Ketika Anies mencalonkan diri sebagai gubernur DKI Jakarta pada akhir 2016, posisinya digantikan oleh Muhadjir Effendy. Muhadjir mengeluarkan kebijakan moratorium UN 2017. Ia beralasan, orientasi pada UN mereduksi mata pelajaran lainnya.
Di sekolah, siswa hanya disiapkan untuk UN sehingga guru-guru yang mengajar mata pelajaran lain di luar UN kurang dihargai. Selain itu, UN hanya menguji ranah kognitif dan cenderung mengesampingkan hakikat pendidikan untuk membangun karakter, perilaku, dan kompetensi.
3. Jusuf Kalla dan DPR Kritik Kebijakan Hapus UN
Mantan Wakil Presiden Jusuf Kalla (JK) menilai penghapusan UN akan berdampak buruk kepada para siswa. Kebijakan tersebut dianggap menurunkan semangat belajar. JK pun menilai generasi muda bisa menjadi lemah dan tak mau bekerja keras jika UN dihapuskan.

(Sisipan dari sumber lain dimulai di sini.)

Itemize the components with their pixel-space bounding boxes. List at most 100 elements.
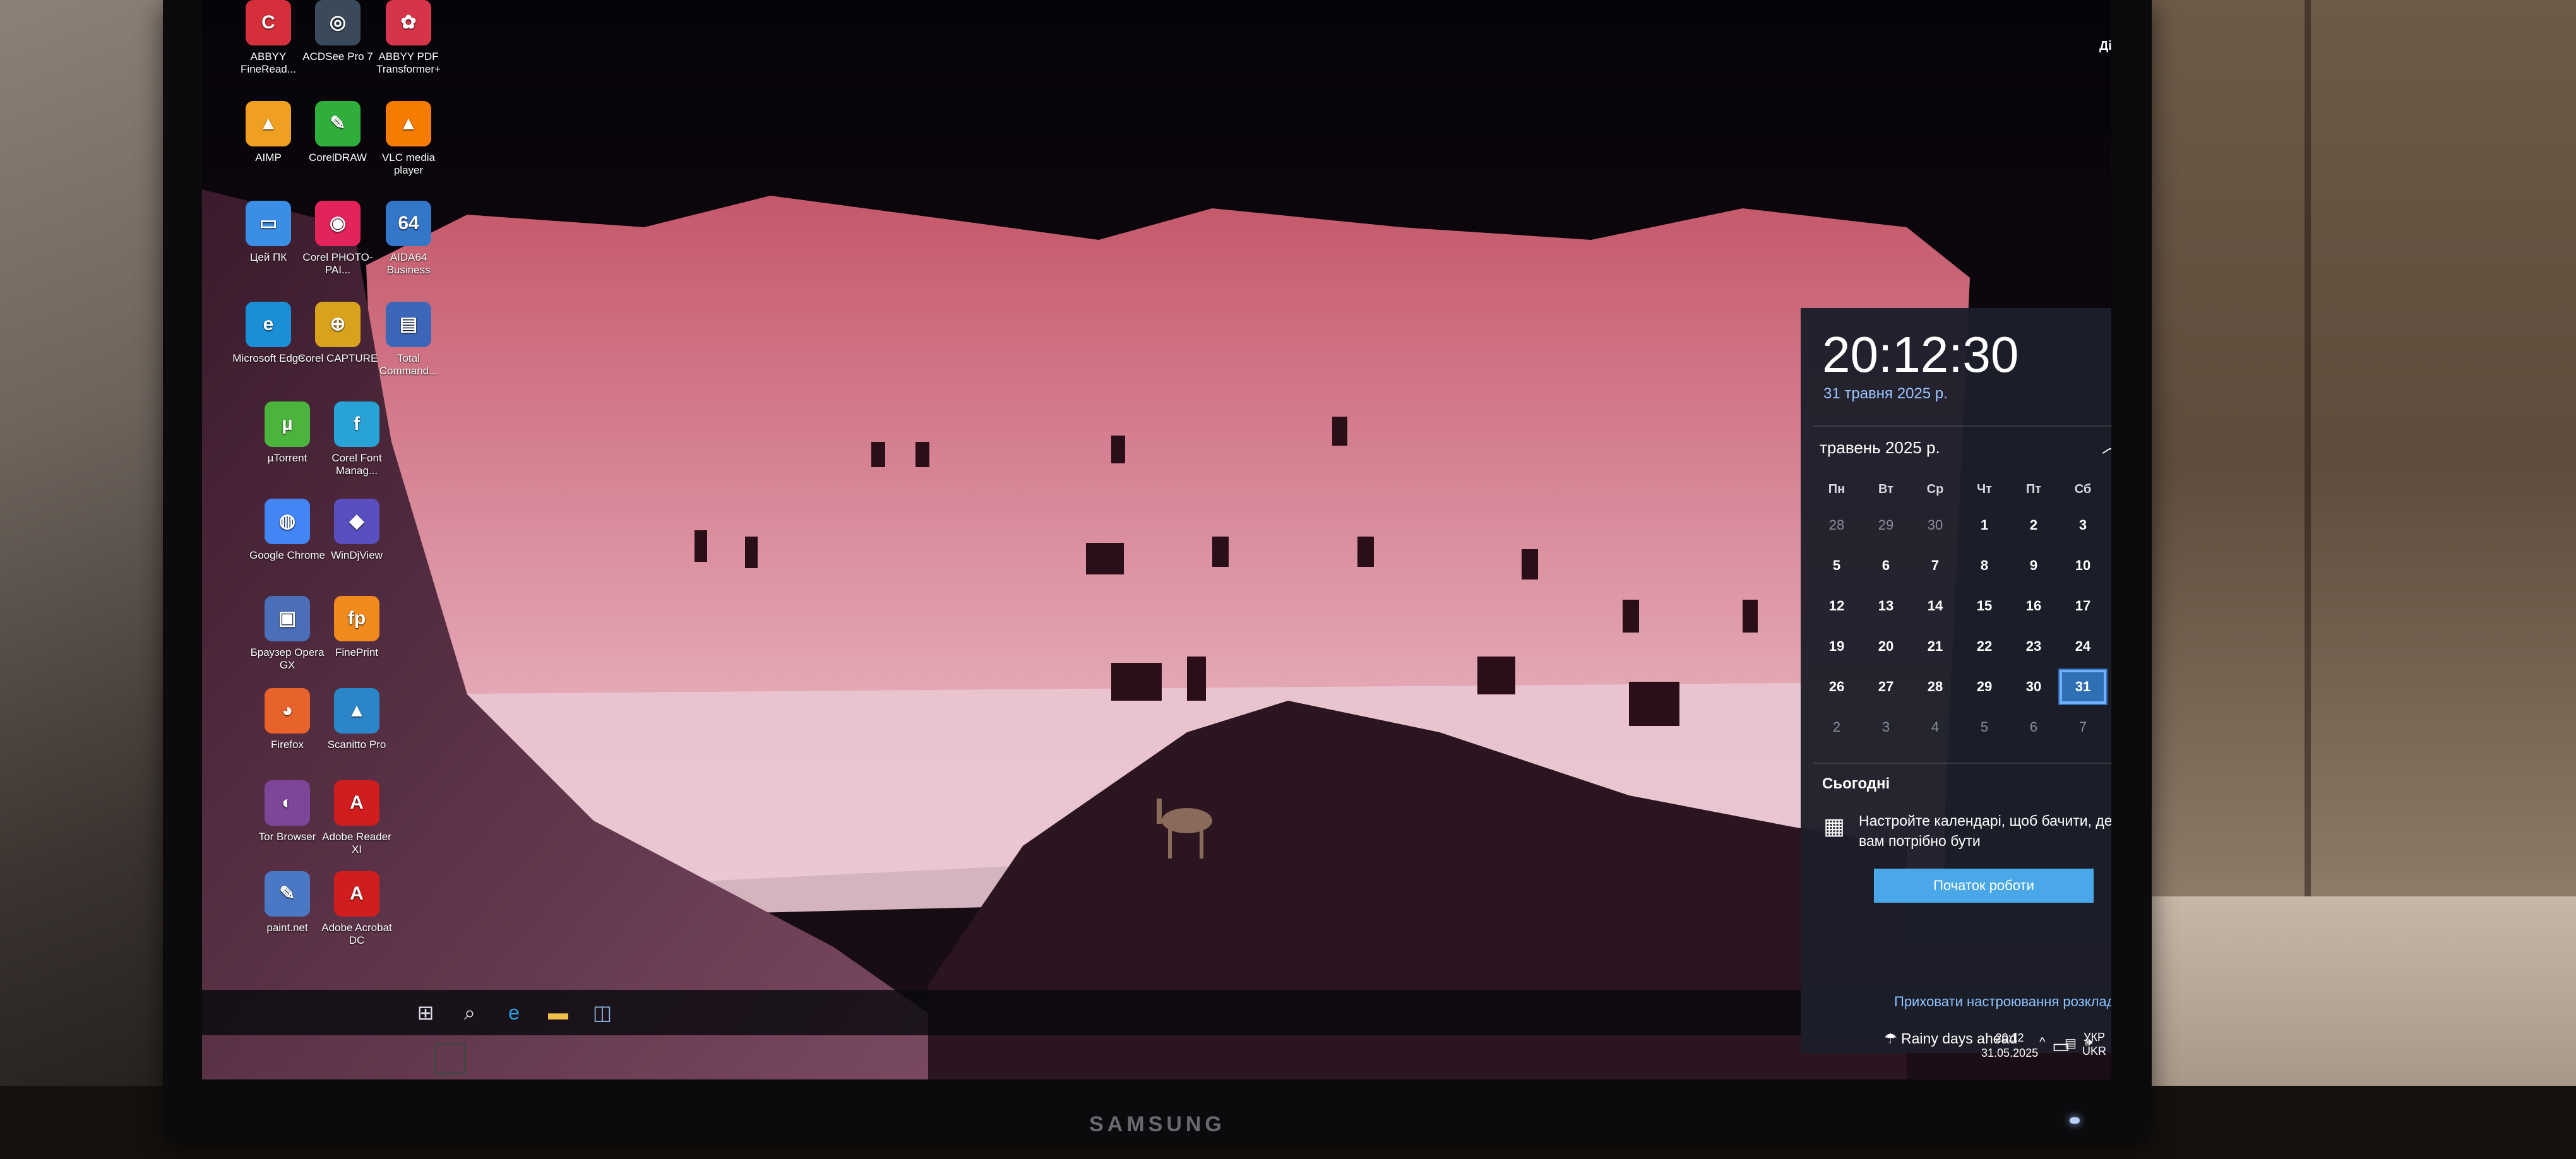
monitor-button[interactable] — [434, 1043, 466, 1074]
shortcut-label: VLC media player — [381, 152, 436, 176]
calendar-day[interactable]: 20 — [1861, 638, 1911, 655]
abbyy-finereader-icon: C — [246, 0, 291, 45]
desktop-shortcut[interactable]: 64 AIDA64 Business — [367, 201, 450, 276]
search-icon[interactable]: ⌕ — [455, 997, 485, 1028]
chevron-up-icon[interactable]: ︿ — [2095, 433, 2111, 461]
box-seam — [2305, 0, 2311, 947]
weekday-label: Пн — [1828, 482, 1846, 496]
calendar-day[interactable]: 14 — [1911, 598, 1960, 614]
calendar-day[interactable]: 28 — [1812, 517, 1861, 533]
desktop-shortcut[interactable]: ✎ CorelDRAW — [297, 101, 379, 164]
scanitto-icon: ▲ — [334, 688, 379, 734]
desktop-shortcut[interactable]: ◆ WinDjView — [316, 499, 398, 562]
desktop-shortcut[interactable]: A Adobe Reader XI — [316, 780, 398, 856]
rain-icon: ☂ — [1884, 1030, 1902, 1047]
desktop-shortcut[interactable]: ◉ Corel PHOTO-PAI... — [297, 201, 379, 276]
calendar-day[interactable]: 30 — [1911, 517, 1960, 533]
shortcut-label: ACDSee Pro 7 — [302, 51, 373, 62]
calendar-day[interactable]: 12 — [1812, 598, 1861, 614]
calendar-day[interactable]: 18 — [2108, 598, 2111, 614]
shortcut-label: Corel Font Manag... — [331, 452, 382, 477]
adobe-reader-icon: A — [334, 780, 379, 826]
calendar-day[interactable]: 9 — [2009, 557, 2058, 574]
calendar-day[interactable]: 8 — [1960, 557, 2009, 574]
learn-about-picture[interactable]: ◎ Дізнатися про це зо... — [2096, 0, 2111, 67]
calendar-day[interactable]: 28 — [1911, 679, 1960, 695]
adobe-acrobat-icon: A — [334, 871, 379, 917]
language-indicator[interactable]: УКР UKR — [2082, 1030, 2106, 1058]
paintnet-icon: ✎ — [265, 871, 310, 917]
calendar-day[interactable]: 7 — [2058, 719, 2108, 735]
calendar-day[interactable]: 27 — [1861, 679, 1911, 695]
shortcut-label: Corel CAPTURE — [297, 352, 378, 364]
tray-chevron-icon[interactable]: ^ — [2039, 1035, 2045, 1050]
calendar-day[interactable]: 30 — [2009, 679, 2058, 695]
calendar-day[interactable]: 2 — [2009, 517, 2058, 533]
calendar-day[interactable]: 1 — [2108, 679, 2111, 695]
desktop-shortcut[interactable]: f Corel Font Manag... — [316, 401, 398, 477]
desktop-shortcut[interactable]: ▤ Total Command... — [367, 302, 450, 377]
calendar-grid: ПнВтСрЧтПтСбНд28293012345678910111213141… — [1812, 473, 2111, 747]
calendar-day[interactable]: 19 — [1812, 638, 1861, 655]
desktop-shortcut[interactable]: ▲ VLC media player — [367, 101, 450, 177]
screen: C ABBYY FineRead... ◎ ACDSee Pro 7 ✿ ABBYY PD… — [202, 0, 2111, 1079]
calendar-day[interactable]: 24 — [2058, 638, 2108, 655]
calendar-day[interactable]: 3 — [1861, 719, 1911, 735]
get-started-button[interactable]: Початок роботи — [1874, 869, 2094, 903]
calendar-day[interactable]: 6 — [2009, 719, 2058, 735]
calendar-week: 2345678 — [1812, 707, 2111, 747]
calendar-day[interactable]: 22 — [1960, 638, 2009, 655]
desktop-shortcut[interactable]: ⊕ Corel CAPTURE — [297, 302, 379, 365]
desktop-shortcut[interactable]: ▲ Scanitto Pro — [316, 688, 398, 751]
calendar-day[interactable]: 2 — [1812, 719, 1861, 735]
opera-gx-icon: ▣ — [265, 596, 310, 641]
shortcut-label: Scanitto Pro — [327, 739, 386, 751]
calendar-week: 12131415161718 — [1812, 586, 2111, 626]
calendar-day[interactable]: 5 — [1960, 719, 2009, 735]
calendar-day[interactable]: 6 — [1861, 557, 1911, 574]
calendar-day[interactable]: 29 — [1861, 517, 1911, 533]
calendar-day[interactable]: 17 — [2058, 598, 2108, 614]
shortcut-label: WinDjView — [331, 549, 383, 561]
utorrent-icon: µ — [265, 401, 310, 447]
desktop-shortcut[interactable]: fp FinePrint — [316, 596, 398, 659]
calendar-day[interactable]: 1 — [1960, 517, 2009, 533]
corel-font-icon: f — [334, 401, 379, 447]
taskbar-clock[interactable]: 20:12 31.05.2025 — [1981, 1030, 2038, 1061]
desktop-shortcut[interactable]: A Adobe Acrobat DC — [316, 871, 398, 947]
calendar-day[interactable]: 5 — [1812, 557, 1861, 574]
shortcut-label: Adobe Reader XI — [322, 831, 391, 855]
hide-agenda-link[interactable]: Приховати настроювання розклад ⌄ — [1894, 994, 2111, 1010]
calendar-day[interactable]: 13 — [1861, 598, 1911, 614]
calendar-day[interactable]: 23 — [2009, 638, 2058, 655]
this-pc-icon: ▭ — [246, 201, 291, 246]
file-explorer-icon[interactable]: ▬ — [543, 997, 573, 1028]
notification-icon[interactable]: ▭ — [2052, 1035, 2070, 1057]
monitor-brand: SAMSUNG — [1089, 1112, 1225, 1136]
store-icon[interactable]: ◫ — [587, 997, 617, 1028]
weekday-label: Сб — [2074, 482, 2092, 496]
calendar-day[interactable]: 16 — [2009, 598, 2058, 614]
calendar-day[interactable]: 15 — [1960, 598, 2009, 614]
calendar-day[interactable]: 25 — [2108, 638, 2111, 655]
calendar-day[interactable]: 10 — [2058, 557, 2108, 574]
calendar-day[interactable]: 8 — [2108, 719, 2111, 735]
flyout-clock: 20:12:30 — [1822, 326, 2019, 383]
calendar-day[interactable]: 7 — [1911, 557, 1960, 574]
lang-top: УКР — [2084, 1031, 2105, 1043]
calendar-day[interactable]: 4 — [2108, 517, 2111, 533]
flyout-date-link[interactable]: 31 травня 2025 р. — [1823, 385, 1948, 403]
desktop-shortcut[interactable]: ◎ ACDSee Pro 7 — [297, 0, 379, 63]
calendar-day[interactable]: 4 — [1911, 719, 1960, 735]
month-label[interactable]: травень 2025 р. — [1820, 438, 1940, 458]
calendar-day[interactable]: 26 — [1812, 679, 1861, 695]
shortcut-label: Adobe Acrobat DC — [321, 922, 392, 946]
calendar-day[interactable]: 3 — [2058, 517, 2108, 533]
calendar-day[interactable]: 21 — [1911, 638, 1960, 655]
calendar-day[interactable]: 11 — [2108, 557, 2111, 574]
edge-icon[interactable]: e — [499, 997, 529, 1028]
calendar-day[interactable]: 31 — [2058, 669, 2108, 705]
calendar-day[interactable]: 29 — [1960, 679, 2009, 695]
start-icon[interactable]: ⊞ — [410, 997, 441, 1028]
desktop-shortcut[interactable]: ✿ ABBYY PDF Transformer+ — [367, 0, 450, 76]
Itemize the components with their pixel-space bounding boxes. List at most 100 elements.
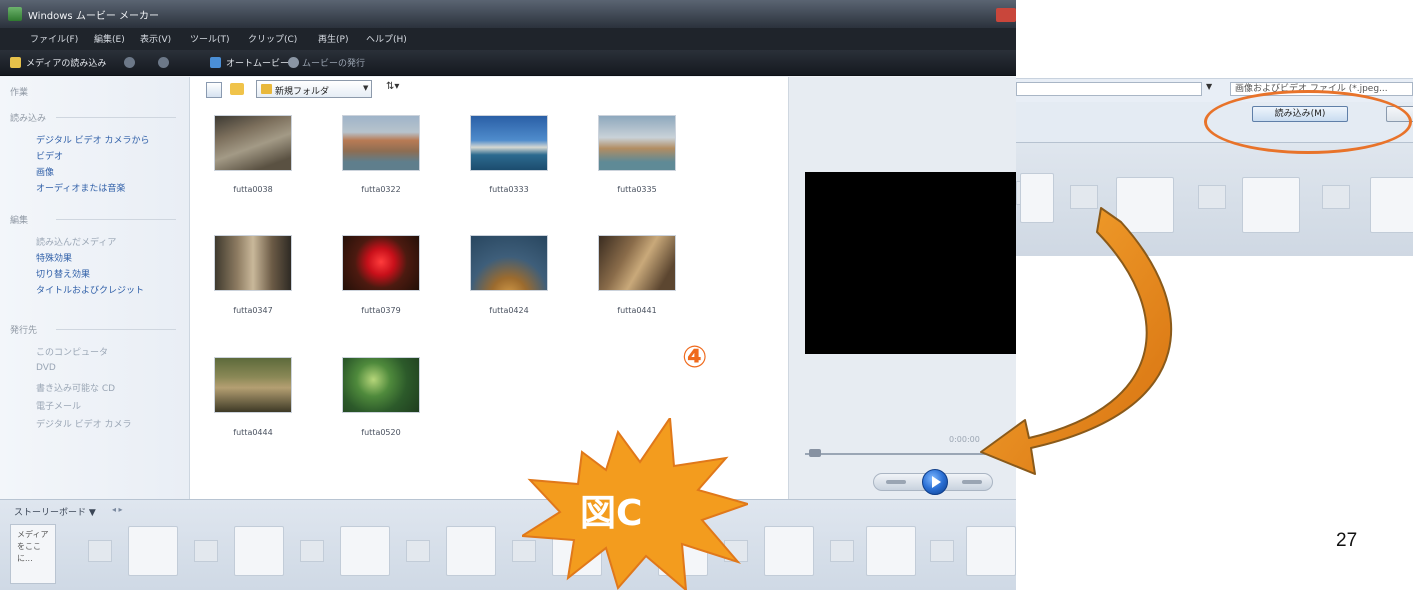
transition-slot[interactable] [88, 540, 112, 562]
tasks-header: 作業 [10, 88, 29, 98]
view-toggle-button[interactable] [206, 82, 222, 98]
sort-icon[interactable]: ⇅▾ [386, 81, 399, 92]
window-title: Windows ムービー メーカー [28, 11, 159, 22]
menu-clip[interactable]: クリップ(C) [248, 32, 297, 45]
folder-icon [261, 84, 272, 94]
media-thumbnail[interactable] [470, 115, 548, 171]
edit-section-title: 編集 [10, 216, 29, 226]
previous-frame-button[interactable] [886, 480, 906, 484]
tasks-pane: 作業 読み込み デジタル ビデオ カメラから ビデオ 画像 オーディオまたは音楽… [0, 77, 190, 499]
figure-label: 図C [580, 493, 643, 534]
menu-file[interactable]: ファイル(F) [30, 32, 78, 45]
transition-slot[interactable] [406, 540, 430, 562]
media-thumbnail[interactable] [598, 115, 676, 171]
media-thumbnail[interactable] [214, 115, 292, 171]
close-icon[interactable] [996, 8, 1016, 22]
media-thumbnail[interactable] [598, 235, 676, 291]
folder-select[interactable]: 新規フォルダ ▼ [256, 80, 372, 98]
menu-help[interactable]: ヘルプ(H) [366, 32, 407, 45]
divider [56, 219, 176, 220]
storyboard-slot[interactable] [1370, 177, 1413, 233]
task-link-cd[interactable]: 書き込み可能な CD [36, 381, 115, 394]
storyboard: ストーリーボード ▼ ◂ ▸ メディアをここに... [0, 499, 1016, 590]
storyboard-slot[interactable] [128, 526, 178, 576]
menu-tools[interactable]: ツール(T) [190, 32, 230, 45]
transition-slot[interactable] [300, 540, 324, 562]
curved-arrow [980, 207, 1173, 475]
menu-view[interactable]: 表示(V) [140, 32, 171, 45]
task-link-imported-media[interactable]: 読み込んだメディア [36, 235, 116, 248]
folder-select-label: 新規フォルダ [275, 87, 330, 97]
media-label: futta0347 [233, 306, 273, 315]
step-number: ④ [682, 340, 708, 375]
media-thumbnail[interactable] [470, 235, 548, 291]
chevron-down-icon: ▼ [363, 84, 369, 92]
menu-bar: ファイル(F) 編集(E) 表示(V) ツール(T) クリップ(C) 再生(P)… [0, 28, 1016, 50]
page-number: 27 [1336, 530, 1358, 551]
publish-movie-button[interactable]: ムービーの発行 [302, 56, 365, 69]
storyboard-slot[interactable] [866, 526, 916, 576]
auto-movie-button[interactable]: オートムービー [226, 56, 289, 69]
media-drop-zone[interactable]: メディアをここに... [10, 524, 56, 584]
storyboard-slot[interactable] [234, 526, 284, 576]
publish-icon [288, 57, 299, 68]
transition-slot[interactable] [1322, 185, 1350, 209]
publish-section-title: 発行先 [10, 326, 38, 336]
auto-movie-icon [210, 57, 221, 68]
highlight-oval [1204, 90, 1412, 154]
chevron-down-icon[interactable]: ▼ [1206, 82, 1212, 91]
media-thumbnail[interactable] [342, 115, 420, 171]
task-link-transitions[interactable]: 切り替え効果 [36, 267, 90, 280]
movie-maker-window: Windows ムービー メーカー ファイル(F) 編集(E) 表示(V) ツー… [0, 0, 1016, 590]
media-label: futta0520 [361, 428, 401, 437]
menu-edit[interactable]: 編集(E) [94, 32, 125, 45]
divider [56, 117, 176, 118]
media-label: futta0335 [617, 185, 657, 194]
play-icon [932, 476, 941, 488]
task-link-dv-camera-out[interactable]: デジタル ビデオ カメラ [36, 417, 132, 430]
task-link-images[interactable]: 画像 [36, 165, 54, 178]
play-button[interactable] [922, 469, 948, 495]
media-label: futta0424 [489, 306, 529, 315]
task-link-video[interactable]: ビデオ [36, 149, 63, 162]
import-media-button[interactable]: メディアの読み込み [26, 56, 106, 69]
storyboard-slot[interactable] [340, 526, 390, 576]
media-thumbnail[interactable] [342, 357, 420, 413]
task-link-effects[interactable]: 特殊効果 [36, 251, 72, 264]
app-icon [8, 7, 22, 21]
media-label: futta0322 [361, 185, 401, 194]
media-label: futta0038 [233, 185, 273, 194]
title-bar: Windows ムービー メーカー [0, 0, 1016, 28]
media-label: futta0333 [489, 185, 529, 194]
media-label: futta0379 [361, 306, 401, 315]
task-link-email[interactable]: 電子メール [36, 399, 81, 412]
redo-icon[interactable] [158, 57, 169, 68]
task-link-this-computer[interactable]: このコンピュータ [36, 345, 108, 358]
media-thumbnail[interactable] [342, 235, 420, 291]
transition-slot[interactable] [930, 540, 954, 562]
storyboard-slot[interactable] [764, 526, 814, 576]
storyboard-slot[interactable] [1242, 177, 1300, 233]
media-thumbnail[interactable] [214, 235, 292, 291]
transition-slot[interactable] [194, 540, 218, 562]
storyboard-slot[interactable] [446, 526, 496, 576]
inset-filename-field[interactable] [1016, 82, 1202, 96]
task-link-audio[interactable]: オーディオまたは音楽 [36, 181, 125, 194]
storyboard-slot[interactable] [966, 526, 1016, 576]
transition-slot[interactable] [830, 540, 854, 562]
menu-play[interactable]: 再生(P) [318, 32, 348, 45]
folder-icon[interactable] [230, 83, 244, 95]
task-link-dv-camera[interactable]: デジタル ビデオ カメラから [36, 133, 150, 146]
toolbar: メディアの読み込み オートムービー ムービーの発行 [0, 50, 1016, 76]
task-link-dvd[interactable]: DVD [36, 363, 56, 373]
collection-toolbar: 新規フォルダ ▼ ⇅▾ [190, 77, 788, 103]
seek-handle[interactable] [809, 449, 821, 457]
storyboard-nav-icons[interactable]: ◂ ▸ [112, 505, 123, 514]
media-label: futta0441 [617, 306, 657, 315]
task-link-titles[interactable]: タイトルおよびクレジット [36, 283, 144, 296]
media-thumbnail[interactable] [214, 357, 292, 413]
curved-arrow-path [980, 207, 1173, 475]
drop-hint: メディアをここに... [17, 530, 49, 563]
storyboard-toggle[interactable]: ストーリーボード ▼ [14, 505, 96, 518]
undo-icon[interactable] [124, 57, 135, 68]
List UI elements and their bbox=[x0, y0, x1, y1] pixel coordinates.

"Itu menjadikan kita suatu generasi lembek," kata JK saat berkunjung ke kantor Transmedia, Jakarta, Rabu (11/12/2019) seperti dikutip dari CNNIndonesia.com.
Selain itu, Kalla menilai penghapusan UN bisa berdampak kepada penurunan mutu pendidikan nasional. Pernyataan JK itu merujuk kepada hasil riset Organisasi Kerja Sama dan Pembangunan (OECD) lewat Programme for International Student Assessment (PISA).
JK menyebut mutu pendidikan nasional turun pada 2018 karena UN tak lagi menjadi penentu kelulusan seperti pada 2015. Dia lantas meminta Nadiem mengurungkan niatnya untuk menghapus UN.
Anggota Komisi X Dewan Perwakilan Rakyat (DPR) Fraksi Gerindra Ali Zamroni juga melontarkan kritik wacana penghapusan UN. Menurutnya, rencana ini mengaburkan banyak persoalan yang semestinya diatasi oleh kementerian
"Contohnya soal kesejahteraan guru, nasib guru honorer, akses pendidikan, mutu kualitas pendidikan yang merata dan lain sebagainya," kata Ali, seperti dilansir dari Antara, Sabtu (30/11/2019).
Ali juga menginginkan Kemendikbud memberikan tolak ukur bagi siswa yang berprestasi seperti di bidang olahraga, matematika, “Penghapusan UN seperti ingin main praktis saja," ujarnya.
4. Mandikdasmen Abdul Mu'ti Kirim Sinyal Kembali Laksanakan UN
Mandikdasmen Abdul Mu'ti menyatakan pemerintah sudah hampir bersepakat untuk kembali menggelar Ujian Nasional (UN) untuk siswa mulai dari SD hingga SMA. Meski begitu, ia mengatakan belum ada kepastian kapan UN akan kembali digelar.
"Ujian Nasional sudah siap sebenarnya secara konsep, tapi 2025 ini belum kita laksanakan,” ujar Abdul Mu’ti di Kantor Kementerian Koordinator Bidang Pembangunan Manusia dan Kebudayaan (Kemenko PMK), Jakarta, Senin (30/12).
Menurut Abdul Mu’ti pembahasan lebih lanjut mengenai pelaksanaan UN masih dalam proses. Ia mengatakan, pemerintah baru bisa memberikan informasi kepada publik mengenai kemungkinan pelaksanaan UN saat tahun pelajaran 2025/2026 telah berjalan.
“Kalau nanti sudah masuk pada tahun pelajaran berikutnya, seperti apa UN akan kami umumkan pada waktunya kita terapkan,” ujar Abdul Mu’ti.